Shares of Workiva have merely returned 3.6% in the past three months, underperforming the industry’s gain of 10.6%.

Let’s delve deeper and try to find out what’s taking a toll on this Zacks Rank #4 (Sell) company.

Growth Impediments

Analysts have become increasingly bearish on the stock in the past couple of months with all estimates moving south and no movement in the opposite direction. The Zacks Consensus Estimate for the current quarter declined from a loss of 15 cents to 22 cents.

The company also provided a not-so-encouraging guidance. For fourth-quarter 2017, total revenues are anticipated between $53 million and $53.4 million. The Zacks Consensus Estimate is pegged at $53.3 million. Non-GAAP operating loss is expected in the range of $8.8-$9.2 million.

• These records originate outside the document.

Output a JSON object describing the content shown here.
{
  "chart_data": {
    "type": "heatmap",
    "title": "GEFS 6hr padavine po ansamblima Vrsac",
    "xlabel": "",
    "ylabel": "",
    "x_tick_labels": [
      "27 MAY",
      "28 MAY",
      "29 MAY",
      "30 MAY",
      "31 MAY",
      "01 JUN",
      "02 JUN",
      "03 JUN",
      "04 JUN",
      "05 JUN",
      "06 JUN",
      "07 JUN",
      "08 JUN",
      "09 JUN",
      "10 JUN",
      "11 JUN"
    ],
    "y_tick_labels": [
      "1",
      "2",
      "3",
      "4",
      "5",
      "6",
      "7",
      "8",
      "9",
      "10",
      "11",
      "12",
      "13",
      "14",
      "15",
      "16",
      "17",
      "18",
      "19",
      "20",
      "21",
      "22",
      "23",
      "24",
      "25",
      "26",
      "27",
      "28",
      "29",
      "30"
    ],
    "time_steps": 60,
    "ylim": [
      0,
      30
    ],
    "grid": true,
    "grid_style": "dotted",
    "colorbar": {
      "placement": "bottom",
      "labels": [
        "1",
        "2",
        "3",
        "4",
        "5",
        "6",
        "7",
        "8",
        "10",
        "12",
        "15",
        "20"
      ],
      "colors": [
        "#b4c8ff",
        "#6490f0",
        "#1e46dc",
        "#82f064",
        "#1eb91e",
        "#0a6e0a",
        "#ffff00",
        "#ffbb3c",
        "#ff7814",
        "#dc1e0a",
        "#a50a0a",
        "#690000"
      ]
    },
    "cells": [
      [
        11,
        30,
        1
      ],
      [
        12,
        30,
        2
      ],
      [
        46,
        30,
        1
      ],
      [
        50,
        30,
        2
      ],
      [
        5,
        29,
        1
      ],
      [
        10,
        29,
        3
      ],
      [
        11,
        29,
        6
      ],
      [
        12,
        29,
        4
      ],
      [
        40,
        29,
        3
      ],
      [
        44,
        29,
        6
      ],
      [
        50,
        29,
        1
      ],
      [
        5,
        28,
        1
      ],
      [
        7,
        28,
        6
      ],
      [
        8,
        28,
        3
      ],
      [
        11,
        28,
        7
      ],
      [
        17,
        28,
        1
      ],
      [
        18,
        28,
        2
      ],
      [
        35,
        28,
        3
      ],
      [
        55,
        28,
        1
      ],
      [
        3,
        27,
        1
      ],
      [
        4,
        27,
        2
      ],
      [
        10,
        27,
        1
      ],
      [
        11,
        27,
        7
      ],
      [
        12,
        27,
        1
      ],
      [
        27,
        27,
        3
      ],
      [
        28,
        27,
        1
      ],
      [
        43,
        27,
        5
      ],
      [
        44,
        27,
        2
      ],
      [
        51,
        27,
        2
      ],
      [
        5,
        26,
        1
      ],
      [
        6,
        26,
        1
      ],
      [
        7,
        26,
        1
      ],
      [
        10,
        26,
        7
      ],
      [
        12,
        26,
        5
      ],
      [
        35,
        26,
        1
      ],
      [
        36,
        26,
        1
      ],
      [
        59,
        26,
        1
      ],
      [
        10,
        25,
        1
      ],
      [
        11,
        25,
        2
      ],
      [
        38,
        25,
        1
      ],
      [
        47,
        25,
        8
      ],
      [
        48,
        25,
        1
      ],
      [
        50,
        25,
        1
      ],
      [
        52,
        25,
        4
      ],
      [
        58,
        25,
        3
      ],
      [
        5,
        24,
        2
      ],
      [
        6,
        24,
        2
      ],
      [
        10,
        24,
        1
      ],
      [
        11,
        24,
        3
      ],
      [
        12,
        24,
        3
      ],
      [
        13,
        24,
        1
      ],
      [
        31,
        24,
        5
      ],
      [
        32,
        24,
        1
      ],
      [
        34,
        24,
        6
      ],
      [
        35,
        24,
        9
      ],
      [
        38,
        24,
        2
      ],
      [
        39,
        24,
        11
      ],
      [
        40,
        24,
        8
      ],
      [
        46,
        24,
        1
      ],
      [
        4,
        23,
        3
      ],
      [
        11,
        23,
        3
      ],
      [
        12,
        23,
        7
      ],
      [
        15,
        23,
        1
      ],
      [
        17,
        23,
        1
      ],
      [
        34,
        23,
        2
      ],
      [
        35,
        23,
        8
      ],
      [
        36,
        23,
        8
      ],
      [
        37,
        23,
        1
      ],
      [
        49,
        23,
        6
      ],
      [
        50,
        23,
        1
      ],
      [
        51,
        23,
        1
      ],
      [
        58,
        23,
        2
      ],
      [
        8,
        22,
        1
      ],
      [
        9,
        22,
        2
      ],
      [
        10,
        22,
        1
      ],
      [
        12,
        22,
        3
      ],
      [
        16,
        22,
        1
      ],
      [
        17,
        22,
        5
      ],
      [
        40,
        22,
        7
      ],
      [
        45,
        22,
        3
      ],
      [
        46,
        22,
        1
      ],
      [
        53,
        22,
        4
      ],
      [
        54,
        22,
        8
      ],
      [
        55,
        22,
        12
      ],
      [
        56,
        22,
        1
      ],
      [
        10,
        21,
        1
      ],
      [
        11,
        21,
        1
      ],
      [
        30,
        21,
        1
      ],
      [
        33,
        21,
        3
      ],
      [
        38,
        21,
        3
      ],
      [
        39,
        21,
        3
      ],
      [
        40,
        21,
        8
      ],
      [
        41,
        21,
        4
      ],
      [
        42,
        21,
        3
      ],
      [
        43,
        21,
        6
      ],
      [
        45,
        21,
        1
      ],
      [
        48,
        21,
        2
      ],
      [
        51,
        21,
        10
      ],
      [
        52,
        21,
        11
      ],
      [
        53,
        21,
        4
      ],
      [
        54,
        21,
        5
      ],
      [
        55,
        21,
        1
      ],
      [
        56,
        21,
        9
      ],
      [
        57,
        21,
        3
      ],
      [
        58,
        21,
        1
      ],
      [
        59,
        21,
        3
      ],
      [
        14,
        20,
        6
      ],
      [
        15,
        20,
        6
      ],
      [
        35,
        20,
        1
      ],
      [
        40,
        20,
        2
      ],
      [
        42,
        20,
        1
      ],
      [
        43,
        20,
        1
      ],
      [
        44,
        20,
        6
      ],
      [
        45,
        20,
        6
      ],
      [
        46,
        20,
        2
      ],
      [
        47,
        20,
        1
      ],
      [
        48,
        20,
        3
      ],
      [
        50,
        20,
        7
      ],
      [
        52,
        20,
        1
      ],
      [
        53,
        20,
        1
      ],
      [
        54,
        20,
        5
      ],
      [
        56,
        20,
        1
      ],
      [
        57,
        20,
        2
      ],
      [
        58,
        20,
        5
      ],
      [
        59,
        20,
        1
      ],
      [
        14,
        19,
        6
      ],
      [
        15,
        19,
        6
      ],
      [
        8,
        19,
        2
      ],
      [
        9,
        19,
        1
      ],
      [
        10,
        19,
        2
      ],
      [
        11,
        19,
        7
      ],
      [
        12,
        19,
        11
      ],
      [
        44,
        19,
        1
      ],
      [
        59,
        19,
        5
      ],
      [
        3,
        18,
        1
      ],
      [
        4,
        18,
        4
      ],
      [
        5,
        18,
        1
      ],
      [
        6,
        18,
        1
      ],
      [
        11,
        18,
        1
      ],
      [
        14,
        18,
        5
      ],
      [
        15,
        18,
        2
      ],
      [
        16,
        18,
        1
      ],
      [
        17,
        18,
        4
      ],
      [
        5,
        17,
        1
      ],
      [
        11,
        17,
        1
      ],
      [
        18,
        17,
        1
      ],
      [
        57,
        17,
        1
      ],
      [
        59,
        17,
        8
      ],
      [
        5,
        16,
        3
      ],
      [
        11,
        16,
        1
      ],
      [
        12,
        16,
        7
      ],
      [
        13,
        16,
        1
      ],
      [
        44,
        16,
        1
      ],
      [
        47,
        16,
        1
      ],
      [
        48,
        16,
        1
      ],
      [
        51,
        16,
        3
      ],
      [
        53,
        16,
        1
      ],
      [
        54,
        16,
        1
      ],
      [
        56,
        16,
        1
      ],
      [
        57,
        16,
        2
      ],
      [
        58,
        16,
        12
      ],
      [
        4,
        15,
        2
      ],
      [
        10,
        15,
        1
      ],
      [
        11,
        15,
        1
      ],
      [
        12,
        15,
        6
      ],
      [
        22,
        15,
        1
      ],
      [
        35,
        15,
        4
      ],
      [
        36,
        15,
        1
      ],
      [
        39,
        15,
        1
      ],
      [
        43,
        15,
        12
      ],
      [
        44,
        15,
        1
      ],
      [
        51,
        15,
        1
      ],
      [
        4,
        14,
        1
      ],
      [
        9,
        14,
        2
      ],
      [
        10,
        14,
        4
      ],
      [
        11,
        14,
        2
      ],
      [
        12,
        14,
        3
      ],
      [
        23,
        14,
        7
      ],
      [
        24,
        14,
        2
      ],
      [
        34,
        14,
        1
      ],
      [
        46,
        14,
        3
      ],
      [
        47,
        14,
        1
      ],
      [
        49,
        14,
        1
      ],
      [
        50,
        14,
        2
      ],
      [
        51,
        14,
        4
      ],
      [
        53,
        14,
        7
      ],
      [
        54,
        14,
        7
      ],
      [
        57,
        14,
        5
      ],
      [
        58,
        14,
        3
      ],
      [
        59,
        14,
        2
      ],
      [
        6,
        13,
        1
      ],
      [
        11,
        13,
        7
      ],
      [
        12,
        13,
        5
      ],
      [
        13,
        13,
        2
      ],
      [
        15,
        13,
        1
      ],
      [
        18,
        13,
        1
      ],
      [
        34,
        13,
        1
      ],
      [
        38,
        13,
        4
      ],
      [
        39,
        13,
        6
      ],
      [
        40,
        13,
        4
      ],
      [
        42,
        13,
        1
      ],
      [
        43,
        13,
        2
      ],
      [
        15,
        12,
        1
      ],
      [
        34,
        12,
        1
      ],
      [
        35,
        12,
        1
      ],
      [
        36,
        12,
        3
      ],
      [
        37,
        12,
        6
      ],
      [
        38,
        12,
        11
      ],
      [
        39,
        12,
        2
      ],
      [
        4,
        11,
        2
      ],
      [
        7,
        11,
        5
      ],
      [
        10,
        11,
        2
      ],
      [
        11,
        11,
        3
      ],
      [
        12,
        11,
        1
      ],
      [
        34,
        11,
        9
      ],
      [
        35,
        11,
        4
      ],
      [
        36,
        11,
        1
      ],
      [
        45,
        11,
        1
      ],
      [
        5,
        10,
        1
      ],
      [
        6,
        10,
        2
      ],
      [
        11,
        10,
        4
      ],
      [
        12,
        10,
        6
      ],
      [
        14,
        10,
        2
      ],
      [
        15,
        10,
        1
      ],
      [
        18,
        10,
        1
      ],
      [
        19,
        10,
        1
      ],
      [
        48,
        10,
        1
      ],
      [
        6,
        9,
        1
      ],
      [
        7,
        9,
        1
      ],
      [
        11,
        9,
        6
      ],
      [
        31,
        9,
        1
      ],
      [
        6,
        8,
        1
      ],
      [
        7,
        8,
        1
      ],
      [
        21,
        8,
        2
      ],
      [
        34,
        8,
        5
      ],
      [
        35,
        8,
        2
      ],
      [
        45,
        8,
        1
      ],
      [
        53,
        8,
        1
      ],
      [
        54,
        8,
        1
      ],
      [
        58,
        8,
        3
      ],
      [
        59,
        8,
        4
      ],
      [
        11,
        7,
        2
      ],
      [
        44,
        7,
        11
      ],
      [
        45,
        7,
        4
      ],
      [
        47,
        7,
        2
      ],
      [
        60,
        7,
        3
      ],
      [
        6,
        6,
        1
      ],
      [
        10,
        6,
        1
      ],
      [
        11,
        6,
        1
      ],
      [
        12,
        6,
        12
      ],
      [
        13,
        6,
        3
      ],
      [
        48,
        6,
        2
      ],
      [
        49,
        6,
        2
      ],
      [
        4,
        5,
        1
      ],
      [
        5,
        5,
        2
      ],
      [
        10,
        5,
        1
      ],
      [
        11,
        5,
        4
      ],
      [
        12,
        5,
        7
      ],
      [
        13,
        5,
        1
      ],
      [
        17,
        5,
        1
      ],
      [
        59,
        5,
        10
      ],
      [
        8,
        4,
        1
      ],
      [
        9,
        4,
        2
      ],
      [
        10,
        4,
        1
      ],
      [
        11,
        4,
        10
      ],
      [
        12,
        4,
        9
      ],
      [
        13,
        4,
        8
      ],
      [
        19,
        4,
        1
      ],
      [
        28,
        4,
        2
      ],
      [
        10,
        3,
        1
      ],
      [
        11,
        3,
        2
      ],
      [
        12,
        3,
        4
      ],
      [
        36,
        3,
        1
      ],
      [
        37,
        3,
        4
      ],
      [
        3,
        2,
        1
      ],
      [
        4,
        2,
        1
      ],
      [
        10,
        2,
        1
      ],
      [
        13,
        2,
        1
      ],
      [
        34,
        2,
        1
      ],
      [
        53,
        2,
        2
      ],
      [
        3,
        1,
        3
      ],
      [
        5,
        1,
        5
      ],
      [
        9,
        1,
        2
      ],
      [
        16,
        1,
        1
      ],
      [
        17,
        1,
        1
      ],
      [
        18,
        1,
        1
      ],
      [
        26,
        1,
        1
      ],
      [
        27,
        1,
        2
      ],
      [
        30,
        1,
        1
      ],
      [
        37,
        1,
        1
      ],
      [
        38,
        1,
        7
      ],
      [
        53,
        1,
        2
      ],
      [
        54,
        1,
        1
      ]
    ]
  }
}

Workiva expects negative operating cash flow in the fourth quarter due to the timing of the payment of certain annual cash bonuses. Non-GAAP net loss is expected in the range of 22-23 cents per share. The Zacks Consensus Estimate is pegged at 22 cents per share.

For 2017, Workiva forecasts total revenues between $206.4 million and $206.8 million. The Zacks Consensus Estimate is pegged at $206.7 million. Non-GAAP operating loss is expected in the range of $25.2-$25.6 million.

Non-GAAP net loss is expected in the range of 63-64 per share. The Zacks Consensus Estimate is pegged at 63 cents per share.

Intensifying competition from peers like Oracle (ORCL - Free Report) , SAP Business One, Adaptive Planning and OIKOS Treasury Suite is a concern for the company.

We expect the aforementioned factors to hurt the company's near-term profitability. Hence, we recommend investors to stay away from Workiva shares until its Zacks Rank and estimates improve.

Zacks Rank &Stocks to Consider

A couple of top-ranked stocks in the broader technology sector include Broadcom Limited (AVGO - Free Report) and NVIDIA Corporation (NVDA - Free Report) . These stocks sport a Zacks Rank #1 (Strong Buy). You can see the complete list of today’s Zacks #1 Rank stocks here.

Broadcom and NVIDIA have long-term expected EPS growth rate of 13.7% and 10.25%, respectively.